The next morning Klausner was up as soon as it was light. He dressed and went straight to the shed. He picked up the machine and carried it outside,clasping it to his chest with both hands, walking unsteadily under its weight. He went past the house, out through the front gate, and across the road to the park.There he paused and looked around him; then he went on until he came to a large tree, a beech tree, and he placed the machine on the ground close to the trunk of the tree.

Quickly he went back to the house and got an axe from the coal cellar and carried it across the road into the park. He put the axe on the ground beside the tree. Then he looked around him again, peering nervously through his thick glasses in every direction. There was no one about. It was six in the morning.He put the earphones on his head and switched on the machine. He listened for a moment to the faint familiar humming sound; then he picked up the axe, took a stance with his legs wide apart and swung the axe as hard as he could at the base of the tree trunk.

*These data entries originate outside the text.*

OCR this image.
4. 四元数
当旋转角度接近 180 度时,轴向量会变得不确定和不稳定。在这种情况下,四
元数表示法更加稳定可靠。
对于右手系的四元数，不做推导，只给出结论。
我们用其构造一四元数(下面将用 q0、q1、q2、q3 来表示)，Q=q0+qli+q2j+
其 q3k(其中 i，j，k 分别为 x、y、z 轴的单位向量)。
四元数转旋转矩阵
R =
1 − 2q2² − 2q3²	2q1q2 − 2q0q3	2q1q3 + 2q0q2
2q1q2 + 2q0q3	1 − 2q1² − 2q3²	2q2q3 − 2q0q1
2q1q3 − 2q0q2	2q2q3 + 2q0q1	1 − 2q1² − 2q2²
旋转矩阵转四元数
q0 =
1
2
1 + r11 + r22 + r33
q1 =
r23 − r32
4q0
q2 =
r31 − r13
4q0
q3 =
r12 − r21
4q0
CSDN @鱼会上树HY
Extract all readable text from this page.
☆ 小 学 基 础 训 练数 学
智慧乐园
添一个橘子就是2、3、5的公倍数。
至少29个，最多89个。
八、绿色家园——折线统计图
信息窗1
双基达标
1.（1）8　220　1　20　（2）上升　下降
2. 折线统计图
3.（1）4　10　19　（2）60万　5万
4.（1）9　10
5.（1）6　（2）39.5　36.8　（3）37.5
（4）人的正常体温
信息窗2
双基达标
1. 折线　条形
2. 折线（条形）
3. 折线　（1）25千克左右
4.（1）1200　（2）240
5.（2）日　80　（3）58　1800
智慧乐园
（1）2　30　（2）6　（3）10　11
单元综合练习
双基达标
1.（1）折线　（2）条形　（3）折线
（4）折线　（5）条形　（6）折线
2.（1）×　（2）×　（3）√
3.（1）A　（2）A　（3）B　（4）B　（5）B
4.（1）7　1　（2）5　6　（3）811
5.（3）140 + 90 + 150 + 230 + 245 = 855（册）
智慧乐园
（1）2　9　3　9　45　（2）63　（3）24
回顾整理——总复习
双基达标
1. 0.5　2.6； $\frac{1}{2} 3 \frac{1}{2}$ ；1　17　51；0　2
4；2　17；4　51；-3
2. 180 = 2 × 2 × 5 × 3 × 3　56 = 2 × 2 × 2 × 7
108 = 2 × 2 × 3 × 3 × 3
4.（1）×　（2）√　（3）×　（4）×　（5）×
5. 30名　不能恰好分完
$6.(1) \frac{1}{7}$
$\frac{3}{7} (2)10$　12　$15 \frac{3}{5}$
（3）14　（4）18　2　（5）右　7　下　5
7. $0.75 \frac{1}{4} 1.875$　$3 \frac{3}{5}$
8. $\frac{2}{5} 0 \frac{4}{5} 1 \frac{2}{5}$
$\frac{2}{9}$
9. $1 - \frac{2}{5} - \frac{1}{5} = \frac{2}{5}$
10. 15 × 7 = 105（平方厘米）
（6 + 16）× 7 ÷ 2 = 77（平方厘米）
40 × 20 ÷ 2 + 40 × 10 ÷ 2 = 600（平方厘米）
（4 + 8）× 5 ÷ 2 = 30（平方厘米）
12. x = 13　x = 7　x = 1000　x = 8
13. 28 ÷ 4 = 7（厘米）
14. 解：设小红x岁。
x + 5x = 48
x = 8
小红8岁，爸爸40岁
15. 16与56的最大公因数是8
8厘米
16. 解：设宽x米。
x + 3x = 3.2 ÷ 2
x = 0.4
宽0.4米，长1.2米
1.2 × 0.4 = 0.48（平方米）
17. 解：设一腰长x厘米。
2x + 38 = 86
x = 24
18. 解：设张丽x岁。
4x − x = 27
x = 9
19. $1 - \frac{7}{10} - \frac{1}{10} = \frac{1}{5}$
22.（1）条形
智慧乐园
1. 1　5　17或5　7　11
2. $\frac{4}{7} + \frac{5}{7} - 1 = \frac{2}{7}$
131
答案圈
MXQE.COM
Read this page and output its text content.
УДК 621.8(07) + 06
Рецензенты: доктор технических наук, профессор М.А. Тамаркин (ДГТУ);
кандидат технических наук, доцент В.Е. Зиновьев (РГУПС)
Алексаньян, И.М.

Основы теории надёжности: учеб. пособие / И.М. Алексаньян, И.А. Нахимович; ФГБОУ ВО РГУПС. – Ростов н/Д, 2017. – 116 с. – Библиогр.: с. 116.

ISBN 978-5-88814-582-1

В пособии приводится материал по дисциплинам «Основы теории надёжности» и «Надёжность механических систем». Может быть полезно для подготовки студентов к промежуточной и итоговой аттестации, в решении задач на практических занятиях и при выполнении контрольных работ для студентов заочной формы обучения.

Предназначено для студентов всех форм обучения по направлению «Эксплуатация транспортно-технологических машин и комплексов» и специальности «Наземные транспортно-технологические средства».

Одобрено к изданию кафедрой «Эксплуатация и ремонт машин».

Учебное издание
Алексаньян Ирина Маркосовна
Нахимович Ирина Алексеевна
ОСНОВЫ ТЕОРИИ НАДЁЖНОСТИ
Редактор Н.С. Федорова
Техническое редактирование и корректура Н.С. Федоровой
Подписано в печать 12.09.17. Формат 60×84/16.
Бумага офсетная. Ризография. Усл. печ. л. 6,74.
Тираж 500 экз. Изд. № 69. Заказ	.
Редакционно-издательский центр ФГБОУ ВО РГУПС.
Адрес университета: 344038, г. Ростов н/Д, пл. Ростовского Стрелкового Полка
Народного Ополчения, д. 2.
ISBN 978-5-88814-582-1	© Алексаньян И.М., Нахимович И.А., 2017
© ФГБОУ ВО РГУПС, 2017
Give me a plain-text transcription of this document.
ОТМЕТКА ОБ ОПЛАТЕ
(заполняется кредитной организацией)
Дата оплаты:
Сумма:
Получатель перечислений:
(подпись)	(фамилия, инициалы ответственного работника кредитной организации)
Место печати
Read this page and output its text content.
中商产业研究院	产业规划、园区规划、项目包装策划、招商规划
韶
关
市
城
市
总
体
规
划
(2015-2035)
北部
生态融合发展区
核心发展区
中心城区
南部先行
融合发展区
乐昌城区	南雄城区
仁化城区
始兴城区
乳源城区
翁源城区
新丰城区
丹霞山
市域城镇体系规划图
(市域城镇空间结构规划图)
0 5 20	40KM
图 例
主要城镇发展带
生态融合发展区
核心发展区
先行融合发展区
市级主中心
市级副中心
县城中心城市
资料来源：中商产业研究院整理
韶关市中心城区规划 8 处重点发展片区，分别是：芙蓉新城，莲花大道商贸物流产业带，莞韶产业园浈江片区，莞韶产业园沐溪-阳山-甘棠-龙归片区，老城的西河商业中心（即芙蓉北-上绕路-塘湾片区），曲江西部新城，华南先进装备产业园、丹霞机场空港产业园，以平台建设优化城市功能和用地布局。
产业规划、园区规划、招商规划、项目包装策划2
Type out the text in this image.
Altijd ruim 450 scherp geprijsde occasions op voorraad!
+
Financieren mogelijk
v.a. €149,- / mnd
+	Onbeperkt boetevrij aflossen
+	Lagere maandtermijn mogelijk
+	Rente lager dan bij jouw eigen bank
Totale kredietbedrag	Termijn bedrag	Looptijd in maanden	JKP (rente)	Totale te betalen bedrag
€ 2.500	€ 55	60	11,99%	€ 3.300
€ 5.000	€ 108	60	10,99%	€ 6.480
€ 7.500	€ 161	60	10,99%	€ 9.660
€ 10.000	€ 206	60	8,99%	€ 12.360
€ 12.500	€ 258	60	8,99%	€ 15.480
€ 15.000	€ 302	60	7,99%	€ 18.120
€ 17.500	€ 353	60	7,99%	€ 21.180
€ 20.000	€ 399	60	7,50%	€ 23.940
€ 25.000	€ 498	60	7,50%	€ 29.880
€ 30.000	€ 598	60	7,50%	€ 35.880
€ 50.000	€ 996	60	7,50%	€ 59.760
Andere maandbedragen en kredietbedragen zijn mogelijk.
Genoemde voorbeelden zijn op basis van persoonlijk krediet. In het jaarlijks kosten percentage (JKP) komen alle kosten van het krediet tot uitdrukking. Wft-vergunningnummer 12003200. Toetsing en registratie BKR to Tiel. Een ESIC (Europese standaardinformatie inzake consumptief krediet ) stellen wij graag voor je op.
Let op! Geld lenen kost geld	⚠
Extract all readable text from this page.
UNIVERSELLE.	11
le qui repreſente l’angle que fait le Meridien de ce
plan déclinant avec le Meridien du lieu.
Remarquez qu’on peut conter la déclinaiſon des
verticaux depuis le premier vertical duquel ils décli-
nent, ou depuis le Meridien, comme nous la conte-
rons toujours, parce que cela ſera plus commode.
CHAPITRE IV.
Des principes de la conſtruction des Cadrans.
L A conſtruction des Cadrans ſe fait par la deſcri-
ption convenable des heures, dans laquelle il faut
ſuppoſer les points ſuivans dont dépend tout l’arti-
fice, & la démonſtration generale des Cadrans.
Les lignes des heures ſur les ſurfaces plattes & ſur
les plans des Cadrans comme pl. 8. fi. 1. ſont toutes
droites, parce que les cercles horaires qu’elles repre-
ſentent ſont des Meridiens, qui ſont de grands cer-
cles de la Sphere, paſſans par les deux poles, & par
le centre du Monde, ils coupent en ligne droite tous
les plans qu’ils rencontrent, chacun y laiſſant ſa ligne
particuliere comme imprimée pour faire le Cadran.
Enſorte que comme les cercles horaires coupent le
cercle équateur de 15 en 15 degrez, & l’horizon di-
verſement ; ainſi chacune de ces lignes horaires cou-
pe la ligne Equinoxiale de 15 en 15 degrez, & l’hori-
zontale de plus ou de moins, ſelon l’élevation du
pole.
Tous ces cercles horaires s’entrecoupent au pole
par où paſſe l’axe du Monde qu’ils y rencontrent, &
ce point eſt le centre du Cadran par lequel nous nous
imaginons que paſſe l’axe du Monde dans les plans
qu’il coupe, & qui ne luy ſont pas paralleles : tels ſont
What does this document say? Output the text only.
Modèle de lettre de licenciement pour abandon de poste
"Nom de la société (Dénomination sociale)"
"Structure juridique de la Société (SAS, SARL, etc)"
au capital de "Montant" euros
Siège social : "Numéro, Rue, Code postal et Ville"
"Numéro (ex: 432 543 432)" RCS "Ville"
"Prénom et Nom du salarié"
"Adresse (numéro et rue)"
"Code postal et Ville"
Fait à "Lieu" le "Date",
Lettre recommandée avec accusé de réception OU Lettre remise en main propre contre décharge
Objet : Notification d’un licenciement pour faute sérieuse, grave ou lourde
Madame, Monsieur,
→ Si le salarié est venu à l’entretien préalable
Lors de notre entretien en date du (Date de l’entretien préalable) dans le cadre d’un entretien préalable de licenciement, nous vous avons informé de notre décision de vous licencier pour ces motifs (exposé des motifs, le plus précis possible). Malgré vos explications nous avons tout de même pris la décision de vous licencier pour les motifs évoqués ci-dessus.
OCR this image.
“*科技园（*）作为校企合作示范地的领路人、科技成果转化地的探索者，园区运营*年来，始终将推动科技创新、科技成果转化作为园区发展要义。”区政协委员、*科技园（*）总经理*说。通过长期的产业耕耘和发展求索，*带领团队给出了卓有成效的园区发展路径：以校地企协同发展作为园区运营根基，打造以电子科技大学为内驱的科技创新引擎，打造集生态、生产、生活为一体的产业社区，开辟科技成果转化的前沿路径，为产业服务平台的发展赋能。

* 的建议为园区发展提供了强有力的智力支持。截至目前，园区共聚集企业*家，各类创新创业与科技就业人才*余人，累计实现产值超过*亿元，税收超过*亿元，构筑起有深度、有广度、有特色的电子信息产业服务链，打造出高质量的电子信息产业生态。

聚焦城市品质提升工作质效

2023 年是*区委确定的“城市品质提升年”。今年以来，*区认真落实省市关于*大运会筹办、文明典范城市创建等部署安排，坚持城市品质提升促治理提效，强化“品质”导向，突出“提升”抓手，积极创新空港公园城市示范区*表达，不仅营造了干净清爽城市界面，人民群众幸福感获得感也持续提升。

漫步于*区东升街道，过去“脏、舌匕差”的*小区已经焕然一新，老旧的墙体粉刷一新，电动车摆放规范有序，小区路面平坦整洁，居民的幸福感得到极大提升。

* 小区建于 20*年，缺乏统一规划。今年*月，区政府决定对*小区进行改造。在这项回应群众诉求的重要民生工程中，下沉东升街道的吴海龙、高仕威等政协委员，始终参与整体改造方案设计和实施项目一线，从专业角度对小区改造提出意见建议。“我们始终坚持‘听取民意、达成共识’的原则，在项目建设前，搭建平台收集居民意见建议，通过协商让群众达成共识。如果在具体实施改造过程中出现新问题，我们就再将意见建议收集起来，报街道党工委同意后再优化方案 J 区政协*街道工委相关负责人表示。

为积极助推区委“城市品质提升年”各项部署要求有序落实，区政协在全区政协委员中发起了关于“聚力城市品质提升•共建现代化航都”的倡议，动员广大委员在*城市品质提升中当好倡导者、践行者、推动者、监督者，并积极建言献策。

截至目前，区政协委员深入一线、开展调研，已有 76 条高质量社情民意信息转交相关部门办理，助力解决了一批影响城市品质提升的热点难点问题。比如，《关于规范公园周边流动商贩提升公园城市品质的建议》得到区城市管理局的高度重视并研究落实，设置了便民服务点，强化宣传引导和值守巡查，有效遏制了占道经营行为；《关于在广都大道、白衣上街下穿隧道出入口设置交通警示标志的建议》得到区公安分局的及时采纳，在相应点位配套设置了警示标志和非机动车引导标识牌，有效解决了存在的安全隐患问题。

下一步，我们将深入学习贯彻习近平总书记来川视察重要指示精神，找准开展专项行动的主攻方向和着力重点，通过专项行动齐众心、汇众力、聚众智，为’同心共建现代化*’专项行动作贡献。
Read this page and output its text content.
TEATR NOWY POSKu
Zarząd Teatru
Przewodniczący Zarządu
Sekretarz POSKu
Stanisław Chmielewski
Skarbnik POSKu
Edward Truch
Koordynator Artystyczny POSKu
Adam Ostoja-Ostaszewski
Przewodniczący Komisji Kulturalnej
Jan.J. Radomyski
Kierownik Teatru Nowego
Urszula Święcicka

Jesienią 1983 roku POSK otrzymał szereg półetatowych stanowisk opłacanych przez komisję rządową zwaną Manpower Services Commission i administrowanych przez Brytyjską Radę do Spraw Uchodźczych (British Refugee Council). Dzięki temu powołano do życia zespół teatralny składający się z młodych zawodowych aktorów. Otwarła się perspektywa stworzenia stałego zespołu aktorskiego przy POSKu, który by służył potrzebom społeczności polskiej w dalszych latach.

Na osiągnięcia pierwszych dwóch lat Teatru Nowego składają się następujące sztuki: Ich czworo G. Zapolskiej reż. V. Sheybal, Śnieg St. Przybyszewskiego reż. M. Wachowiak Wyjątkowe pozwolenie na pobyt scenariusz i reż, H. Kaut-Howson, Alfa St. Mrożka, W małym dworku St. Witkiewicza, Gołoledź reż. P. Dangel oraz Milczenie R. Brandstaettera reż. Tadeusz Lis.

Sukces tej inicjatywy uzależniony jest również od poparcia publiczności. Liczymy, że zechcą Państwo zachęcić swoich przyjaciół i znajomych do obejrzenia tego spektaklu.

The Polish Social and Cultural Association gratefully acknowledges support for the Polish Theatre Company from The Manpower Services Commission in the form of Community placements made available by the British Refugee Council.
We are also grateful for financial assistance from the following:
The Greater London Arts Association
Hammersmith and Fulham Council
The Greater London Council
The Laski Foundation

The blade cut deep into the wood and stuck there, and at the instant of impact he heard a most extraordinary noise in the earphones. It was a new noise, unlike any he had heard before–a harsh, noteless, enormous noise, a growling, low pitched, screaming sound, not quick and short like the noise of the roses, but drawn out like a sob lasting for fully a minute, loudest at the moment when the axe struck, fading gradually fainter and fainter until it was gone.